A handful of exclusive private schools, including Ethical Culture Fieldston, Dalton and Calhoun in New York City, have abolished Advanced Placement courses in recent years, but Scarsdale has set a precedent for high-achieving public schools. It did so deliberately, investing $40,000 to bring in 25 professors from Harvard, Yale, New York University and other top colleges to help develop the Advanced Topics curriculum, and having guidance counselors contact admissions officers at 130 selective schools to explain the change and gauge any concerns.
“We have the luxury of being able to move beyond the A.P.,” John Klemme, Scarsdale’s principal, said in a recent interview. “If people called it a gold curriculum in the past, I refer to this version as the platinum curriculum.”

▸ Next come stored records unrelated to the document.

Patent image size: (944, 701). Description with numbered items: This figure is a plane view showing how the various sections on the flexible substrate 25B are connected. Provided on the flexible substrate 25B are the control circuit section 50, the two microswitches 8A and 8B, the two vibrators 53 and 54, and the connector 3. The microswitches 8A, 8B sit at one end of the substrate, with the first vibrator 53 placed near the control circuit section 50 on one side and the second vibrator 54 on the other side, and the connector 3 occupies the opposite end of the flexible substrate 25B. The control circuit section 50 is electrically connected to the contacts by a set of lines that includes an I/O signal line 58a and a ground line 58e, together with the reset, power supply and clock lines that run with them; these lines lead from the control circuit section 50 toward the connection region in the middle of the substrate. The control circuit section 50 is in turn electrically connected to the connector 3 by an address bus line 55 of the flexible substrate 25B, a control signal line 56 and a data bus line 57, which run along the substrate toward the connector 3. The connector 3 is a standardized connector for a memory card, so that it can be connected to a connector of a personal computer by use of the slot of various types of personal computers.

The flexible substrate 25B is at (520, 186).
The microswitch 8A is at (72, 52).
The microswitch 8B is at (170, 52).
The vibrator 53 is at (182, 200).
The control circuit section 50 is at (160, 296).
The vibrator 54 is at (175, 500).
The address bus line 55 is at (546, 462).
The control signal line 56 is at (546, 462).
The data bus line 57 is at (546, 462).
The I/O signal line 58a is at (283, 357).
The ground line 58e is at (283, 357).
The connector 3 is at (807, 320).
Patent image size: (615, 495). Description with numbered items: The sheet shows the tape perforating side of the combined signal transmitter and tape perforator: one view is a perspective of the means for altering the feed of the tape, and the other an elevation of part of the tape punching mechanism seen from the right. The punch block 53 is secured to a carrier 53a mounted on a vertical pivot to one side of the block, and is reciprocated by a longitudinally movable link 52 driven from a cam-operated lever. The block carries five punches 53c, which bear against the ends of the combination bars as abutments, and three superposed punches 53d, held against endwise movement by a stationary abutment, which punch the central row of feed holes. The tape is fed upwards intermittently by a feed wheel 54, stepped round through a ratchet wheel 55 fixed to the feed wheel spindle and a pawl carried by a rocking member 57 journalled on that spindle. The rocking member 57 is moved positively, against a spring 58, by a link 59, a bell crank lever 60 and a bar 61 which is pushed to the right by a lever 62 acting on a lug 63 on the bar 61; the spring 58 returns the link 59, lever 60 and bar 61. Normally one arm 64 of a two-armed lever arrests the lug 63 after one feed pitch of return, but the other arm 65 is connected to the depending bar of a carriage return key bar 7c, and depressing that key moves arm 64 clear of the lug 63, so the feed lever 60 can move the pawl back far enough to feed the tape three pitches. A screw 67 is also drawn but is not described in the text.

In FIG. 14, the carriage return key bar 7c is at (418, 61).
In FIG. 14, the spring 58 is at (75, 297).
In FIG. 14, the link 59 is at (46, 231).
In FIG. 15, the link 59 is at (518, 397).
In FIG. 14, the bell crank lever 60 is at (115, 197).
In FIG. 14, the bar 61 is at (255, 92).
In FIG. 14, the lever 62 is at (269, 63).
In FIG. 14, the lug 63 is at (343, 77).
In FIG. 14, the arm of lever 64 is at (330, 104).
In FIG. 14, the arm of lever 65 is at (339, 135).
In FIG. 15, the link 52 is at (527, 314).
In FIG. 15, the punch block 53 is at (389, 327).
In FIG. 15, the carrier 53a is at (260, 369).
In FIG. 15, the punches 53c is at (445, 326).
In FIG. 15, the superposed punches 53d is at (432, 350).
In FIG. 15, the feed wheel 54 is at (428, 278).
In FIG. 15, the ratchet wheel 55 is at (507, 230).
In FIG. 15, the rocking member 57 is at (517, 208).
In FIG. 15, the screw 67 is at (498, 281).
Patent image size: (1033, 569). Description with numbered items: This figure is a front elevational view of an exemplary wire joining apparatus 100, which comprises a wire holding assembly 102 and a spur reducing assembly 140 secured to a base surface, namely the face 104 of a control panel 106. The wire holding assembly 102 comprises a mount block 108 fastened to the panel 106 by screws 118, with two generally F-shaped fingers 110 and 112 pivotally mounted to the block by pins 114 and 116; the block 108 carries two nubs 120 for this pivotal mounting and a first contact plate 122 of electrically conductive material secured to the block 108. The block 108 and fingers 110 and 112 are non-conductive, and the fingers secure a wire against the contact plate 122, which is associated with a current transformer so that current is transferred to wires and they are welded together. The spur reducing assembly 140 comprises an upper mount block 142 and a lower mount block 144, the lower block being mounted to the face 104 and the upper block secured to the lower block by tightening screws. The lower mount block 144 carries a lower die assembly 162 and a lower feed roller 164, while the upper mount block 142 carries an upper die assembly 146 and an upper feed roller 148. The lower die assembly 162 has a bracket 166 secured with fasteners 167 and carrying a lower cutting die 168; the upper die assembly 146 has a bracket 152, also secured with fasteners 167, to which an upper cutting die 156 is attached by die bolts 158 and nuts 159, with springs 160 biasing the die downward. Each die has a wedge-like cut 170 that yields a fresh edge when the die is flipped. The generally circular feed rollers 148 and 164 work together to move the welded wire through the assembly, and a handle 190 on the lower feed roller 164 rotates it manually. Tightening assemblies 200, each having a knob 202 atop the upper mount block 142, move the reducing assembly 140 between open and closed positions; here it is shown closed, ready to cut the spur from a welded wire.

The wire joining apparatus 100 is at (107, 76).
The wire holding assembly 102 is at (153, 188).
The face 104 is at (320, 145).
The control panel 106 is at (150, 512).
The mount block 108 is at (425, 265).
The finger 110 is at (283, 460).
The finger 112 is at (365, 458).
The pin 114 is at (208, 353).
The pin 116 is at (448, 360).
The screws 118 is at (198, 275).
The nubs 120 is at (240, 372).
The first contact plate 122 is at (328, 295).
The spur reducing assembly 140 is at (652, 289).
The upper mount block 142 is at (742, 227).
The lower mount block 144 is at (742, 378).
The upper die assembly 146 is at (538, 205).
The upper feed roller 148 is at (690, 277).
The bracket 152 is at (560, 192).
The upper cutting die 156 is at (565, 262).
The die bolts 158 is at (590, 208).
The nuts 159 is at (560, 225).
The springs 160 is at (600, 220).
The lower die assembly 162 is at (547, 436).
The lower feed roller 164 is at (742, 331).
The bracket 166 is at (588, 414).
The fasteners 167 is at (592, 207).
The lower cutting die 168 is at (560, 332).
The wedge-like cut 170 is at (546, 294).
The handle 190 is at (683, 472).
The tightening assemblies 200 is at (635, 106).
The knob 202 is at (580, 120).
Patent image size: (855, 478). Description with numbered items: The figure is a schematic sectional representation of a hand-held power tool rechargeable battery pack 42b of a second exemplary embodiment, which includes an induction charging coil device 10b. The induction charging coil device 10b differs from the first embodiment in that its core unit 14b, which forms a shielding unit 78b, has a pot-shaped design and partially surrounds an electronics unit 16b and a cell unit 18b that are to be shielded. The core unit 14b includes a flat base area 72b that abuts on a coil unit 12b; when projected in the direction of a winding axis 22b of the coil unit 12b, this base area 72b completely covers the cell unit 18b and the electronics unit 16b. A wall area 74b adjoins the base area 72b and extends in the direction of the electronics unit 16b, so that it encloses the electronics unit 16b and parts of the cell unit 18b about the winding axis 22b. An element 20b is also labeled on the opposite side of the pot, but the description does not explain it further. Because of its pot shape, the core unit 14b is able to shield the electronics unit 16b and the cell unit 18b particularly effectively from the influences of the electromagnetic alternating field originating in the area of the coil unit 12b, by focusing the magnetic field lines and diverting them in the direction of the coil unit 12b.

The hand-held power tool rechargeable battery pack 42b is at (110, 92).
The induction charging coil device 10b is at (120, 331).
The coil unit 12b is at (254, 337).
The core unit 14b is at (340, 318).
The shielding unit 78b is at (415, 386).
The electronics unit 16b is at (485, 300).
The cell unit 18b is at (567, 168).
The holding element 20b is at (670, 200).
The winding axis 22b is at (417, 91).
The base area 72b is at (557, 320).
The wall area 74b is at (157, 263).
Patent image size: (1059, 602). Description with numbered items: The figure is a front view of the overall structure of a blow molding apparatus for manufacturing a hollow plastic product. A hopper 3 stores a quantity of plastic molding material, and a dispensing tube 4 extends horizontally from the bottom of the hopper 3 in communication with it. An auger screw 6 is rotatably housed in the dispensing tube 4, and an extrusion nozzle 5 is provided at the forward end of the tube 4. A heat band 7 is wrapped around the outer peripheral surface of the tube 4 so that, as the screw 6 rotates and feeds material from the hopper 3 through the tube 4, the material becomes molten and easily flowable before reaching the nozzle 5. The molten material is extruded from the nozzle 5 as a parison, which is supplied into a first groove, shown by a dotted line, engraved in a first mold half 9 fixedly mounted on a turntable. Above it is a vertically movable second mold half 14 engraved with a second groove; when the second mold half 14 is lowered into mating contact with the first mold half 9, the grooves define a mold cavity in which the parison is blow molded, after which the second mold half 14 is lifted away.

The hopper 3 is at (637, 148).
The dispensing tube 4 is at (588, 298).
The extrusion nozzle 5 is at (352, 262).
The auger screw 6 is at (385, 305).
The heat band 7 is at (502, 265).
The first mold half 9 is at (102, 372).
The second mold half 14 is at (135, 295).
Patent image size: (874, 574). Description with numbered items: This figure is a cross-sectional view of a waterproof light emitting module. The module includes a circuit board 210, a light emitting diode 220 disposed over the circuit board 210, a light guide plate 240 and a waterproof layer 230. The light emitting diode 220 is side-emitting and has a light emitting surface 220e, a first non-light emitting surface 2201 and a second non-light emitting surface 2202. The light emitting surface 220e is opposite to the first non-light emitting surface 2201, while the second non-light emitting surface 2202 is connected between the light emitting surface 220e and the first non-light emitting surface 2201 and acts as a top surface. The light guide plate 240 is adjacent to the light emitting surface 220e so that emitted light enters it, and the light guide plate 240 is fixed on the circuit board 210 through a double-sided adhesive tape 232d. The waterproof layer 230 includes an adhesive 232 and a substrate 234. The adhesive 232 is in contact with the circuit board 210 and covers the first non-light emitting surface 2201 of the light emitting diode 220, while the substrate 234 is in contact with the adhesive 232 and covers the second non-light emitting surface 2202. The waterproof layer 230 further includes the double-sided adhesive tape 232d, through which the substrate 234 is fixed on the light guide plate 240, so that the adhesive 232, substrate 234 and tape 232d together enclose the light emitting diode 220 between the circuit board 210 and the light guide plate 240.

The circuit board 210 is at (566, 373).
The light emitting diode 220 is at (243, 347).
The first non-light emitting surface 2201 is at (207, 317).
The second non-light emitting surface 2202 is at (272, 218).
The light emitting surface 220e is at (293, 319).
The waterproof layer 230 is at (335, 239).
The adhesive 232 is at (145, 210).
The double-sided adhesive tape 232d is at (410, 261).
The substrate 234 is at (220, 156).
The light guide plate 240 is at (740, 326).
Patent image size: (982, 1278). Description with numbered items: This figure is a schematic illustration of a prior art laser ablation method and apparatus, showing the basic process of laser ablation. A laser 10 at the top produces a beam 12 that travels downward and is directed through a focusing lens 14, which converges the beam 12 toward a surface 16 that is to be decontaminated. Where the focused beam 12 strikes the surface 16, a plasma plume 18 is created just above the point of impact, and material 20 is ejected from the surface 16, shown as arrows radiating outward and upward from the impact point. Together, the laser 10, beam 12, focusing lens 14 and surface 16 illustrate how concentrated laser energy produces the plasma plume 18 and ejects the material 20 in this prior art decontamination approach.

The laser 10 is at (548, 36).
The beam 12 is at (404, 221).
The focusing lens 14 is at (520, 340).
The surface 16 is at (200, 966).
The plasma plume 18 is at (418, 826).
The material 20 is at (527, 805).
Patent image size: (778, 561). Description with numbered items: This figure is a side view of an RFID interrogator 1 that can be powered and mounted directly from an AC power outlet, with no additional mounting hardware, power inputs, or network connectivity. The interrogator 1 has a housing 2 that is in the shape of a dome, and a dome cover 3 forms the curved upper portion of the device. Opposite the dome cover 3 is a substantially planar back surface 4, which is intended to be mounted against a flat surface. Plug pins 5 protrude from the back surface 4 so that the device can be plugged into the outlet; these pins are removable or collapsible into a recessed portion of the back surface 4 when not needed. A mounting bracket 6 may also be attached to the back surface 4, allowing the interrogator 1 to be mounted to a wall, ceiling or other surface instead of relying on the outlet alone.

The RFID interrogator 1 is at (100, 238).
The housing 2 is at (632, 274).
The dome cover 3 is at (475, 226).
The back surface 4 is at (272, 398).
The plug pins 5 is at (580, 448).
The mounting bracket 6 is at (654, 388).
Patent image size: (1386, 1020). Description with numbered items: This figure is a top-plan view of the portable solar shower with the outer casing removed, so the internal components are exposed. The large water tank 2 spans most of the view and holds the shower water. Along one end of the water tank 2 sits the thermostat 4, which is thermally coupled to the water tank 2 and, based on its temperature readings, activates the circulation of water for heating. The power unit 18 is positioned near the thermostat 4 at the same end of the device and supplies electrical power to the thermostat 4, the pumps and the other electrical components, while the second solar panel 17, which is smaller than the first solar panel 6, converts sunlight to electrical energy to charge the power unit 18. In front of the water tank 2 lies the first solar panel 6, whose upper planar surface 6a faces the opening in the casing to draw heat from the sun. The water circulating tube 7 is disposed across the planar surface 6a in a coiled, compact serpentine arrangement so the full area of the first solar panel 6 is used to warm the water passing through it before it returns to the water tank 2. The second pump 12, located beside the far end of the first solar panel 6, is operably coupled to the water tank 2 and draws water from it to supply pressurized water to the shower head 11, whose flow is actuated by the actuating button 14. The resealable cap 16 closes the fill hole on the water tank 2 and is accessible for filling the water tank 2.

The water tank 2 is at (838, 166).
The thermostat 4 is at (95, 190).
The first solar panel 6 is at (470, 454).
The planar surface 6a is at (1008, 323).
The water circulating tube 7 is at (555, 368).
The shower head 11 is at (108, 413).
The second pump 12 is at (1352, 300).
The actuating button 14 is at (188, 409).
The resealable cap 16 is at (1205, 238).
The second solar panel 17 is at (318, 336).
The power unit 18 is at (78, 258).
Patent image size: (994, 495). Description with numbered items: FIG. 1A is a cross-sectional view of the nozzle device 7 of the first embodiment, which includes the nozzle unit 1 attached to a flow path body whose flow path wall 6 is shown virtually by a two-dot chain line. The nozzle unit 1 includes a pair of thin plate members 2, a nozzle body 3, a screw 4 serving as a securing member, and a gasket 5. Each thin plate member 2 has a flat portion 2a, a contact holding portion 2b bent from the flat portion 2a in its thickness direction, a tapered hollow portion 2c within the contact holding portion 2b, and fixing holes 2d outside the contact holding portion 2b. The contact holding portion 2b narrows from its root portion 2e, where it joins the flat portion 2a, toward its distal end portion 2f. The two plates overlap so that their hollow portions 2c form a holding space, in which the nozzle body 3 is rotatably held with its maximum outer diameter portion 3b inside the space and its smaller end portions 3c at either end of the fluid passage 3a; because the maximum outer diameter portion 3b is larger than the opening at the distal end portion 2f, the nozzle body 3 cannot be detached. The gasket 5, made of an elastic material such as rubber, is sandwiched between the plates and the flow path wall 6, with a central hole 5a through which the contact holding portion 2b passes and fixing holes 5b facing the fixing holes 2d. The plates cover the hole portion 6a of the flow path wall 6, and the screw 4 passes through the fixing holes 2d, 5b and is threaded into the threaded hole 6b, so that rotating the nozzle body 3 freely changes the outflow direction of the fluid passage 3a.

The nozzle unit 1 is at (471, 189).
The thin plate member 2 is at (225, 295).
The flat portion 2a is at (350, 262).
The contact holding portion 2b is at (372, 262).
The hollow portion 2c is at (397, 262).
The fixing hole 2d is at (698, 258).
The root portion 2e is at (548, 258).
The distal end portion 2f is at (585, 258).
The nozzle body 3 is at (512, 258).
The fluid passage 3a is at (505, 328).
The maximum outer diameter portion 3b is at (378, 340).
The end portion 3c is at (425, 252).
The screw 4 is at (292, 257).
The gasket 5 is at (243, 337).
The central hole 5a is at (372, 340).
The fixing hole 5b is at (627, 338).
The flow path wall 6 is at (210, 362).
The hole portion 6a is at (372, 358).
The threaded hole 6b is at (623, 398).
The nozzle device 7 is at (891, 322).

For instance, art students have been newly liberated to draw large-scale works rather than adhere to the College Board’s 18-by-24-inch parameters. Physics students now study string theory — a hot topic in some college courses that is absent from the Advanced Placement exam. And the advanced government class takes a three-day field trip to conduct primary research at Harvard’s Kennedy School, something teachers say would have been impossible with the intense Advanced Placement schedule.
The College Board, a nonprofit organization, derives about a third of its $600 million revenue annually from Advanced Placement exams, which cost students $86 each (schools can keep $8 of that fee to pay for proctors and professional development). Schools do not pay to run A.P. courses.